Not quite Yodaisms, but here are some more words from Charlie Dark.

On record shops: 

“I really love Alan’s [Records in East Finchley] because what I love when you go over to Alan’s it’s like, not only is he a great character, but it has these old characters that come in. I never see them buying any records, but they always seem to be in there. They’re in there with this incredible knowledge of music. I like it because it’s curated but not heavily curated. That’s one of my favourite shops. I like that it’s a bit of an adventure for me to get to as well.” 

“I like Atlantis Records in Hackney. Again, another goldmine of a store. You’ve got to spend time in there. It’s a bit kind of wild, but I love a shop like that.”

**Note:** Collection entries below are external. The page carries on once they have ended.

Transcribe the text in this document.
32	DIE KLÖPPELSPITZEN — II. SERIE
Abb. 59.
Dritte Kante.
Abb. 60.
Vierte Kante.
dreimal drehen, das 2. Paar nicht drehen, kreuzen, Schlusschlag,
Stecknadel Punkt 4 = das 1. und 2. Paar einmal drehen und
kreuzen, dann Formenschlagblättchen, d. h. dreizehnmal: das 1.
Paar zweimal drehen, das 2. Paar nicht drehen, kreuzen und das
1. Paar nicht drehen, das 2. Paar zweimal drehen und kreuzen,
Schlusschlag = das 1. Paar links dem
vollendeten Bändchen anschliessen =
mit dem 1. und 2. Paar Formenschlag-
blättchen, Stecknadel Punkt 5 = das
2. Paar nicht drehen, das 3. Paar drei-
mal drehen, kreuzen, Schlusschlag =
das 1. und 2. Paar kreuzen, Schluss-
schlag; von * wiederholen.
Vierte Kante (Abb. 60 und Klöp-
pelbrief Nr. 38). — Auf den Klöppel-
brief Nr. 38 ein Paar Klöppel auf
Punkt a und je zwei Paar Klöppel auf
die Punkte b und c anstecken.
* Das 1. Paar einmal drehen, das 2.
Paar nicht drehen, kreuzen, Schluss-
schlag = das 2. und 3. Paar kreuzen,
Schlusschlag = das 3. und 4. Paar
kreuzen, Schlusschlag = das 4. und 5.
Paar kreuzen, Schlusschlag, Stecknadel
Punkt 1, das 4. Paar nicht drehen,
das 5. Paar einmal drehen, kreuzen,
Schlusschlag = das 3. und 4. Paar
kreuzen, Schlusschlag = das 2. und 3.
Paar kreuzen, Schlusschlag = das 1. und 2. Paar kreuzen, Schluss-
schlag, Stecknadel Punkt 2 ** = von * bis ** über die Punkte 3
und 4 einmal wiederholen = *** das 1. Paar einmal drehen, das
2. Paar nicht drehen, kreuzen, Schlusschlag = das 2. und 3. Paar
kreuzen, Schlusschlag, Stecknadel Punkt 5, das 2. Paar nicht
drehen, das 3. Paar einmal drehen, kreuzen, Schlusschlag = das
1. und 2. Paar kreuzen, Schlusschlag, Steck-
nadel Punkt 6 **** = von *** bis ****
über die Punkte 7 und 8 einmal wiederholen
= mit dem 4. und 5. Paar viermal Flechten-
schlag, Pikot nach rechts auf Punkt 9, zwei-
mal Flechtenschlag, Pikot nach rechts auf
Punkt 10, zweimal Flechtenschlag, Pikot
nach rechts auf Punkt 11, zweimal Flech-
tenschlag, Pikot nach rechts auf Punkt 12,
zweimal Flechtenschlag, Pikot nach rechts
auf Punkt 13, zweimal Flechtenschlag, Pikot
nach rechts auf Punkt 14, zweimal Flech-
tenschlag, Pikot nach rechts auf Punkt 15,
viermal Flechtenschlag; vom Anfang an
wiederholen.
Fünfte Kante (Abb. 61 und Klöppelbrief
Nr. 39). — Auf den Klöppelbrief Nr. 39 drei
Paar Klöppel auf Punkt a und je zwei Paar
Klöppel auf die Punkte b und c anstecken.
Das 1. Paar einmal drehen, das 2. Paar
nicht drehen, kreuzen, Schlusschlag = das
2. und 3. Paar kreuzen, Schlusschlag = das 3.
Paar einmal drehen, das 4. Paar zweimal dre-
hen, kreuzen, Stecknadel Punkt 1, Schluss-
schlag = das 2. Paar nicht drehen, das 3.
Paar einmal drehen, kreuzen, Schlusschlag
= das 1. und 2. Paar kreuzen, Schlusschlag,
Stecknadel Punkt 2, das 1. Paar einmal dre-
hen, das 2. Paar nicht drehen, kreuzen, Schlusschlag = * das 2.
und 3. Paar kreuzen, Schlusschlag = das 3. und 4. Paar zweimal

“I love buying records. I love meeting the characters. I love the people I see. I love the whole culture of it. It’s part of my blood. It’s something that I’ve done since I was 13 years old. I’m not going to stop.”

On Discogs: 

“It got very dangerous during the pandemic. I started to fall in love with the sound of the postman. And I now have a couple of rules that I have where I don’t pay for anything in the nighttime. Because records sound amazing at one o’clock in the morning when you’re digging through.”

On rare records: 

“A lot of these super rare records are super rare because they weren’t that great in the first place. They weren’t great records in the first place, but they’ve become coveted. Because they’re rare, not because they’re good.”

On digging:

“I can’t stress to the younger DJs how important it is to go out and spend time in the record store and get lost. Because you’re going to find that anomaly record that maybe makes those two other records in your collection make sense.”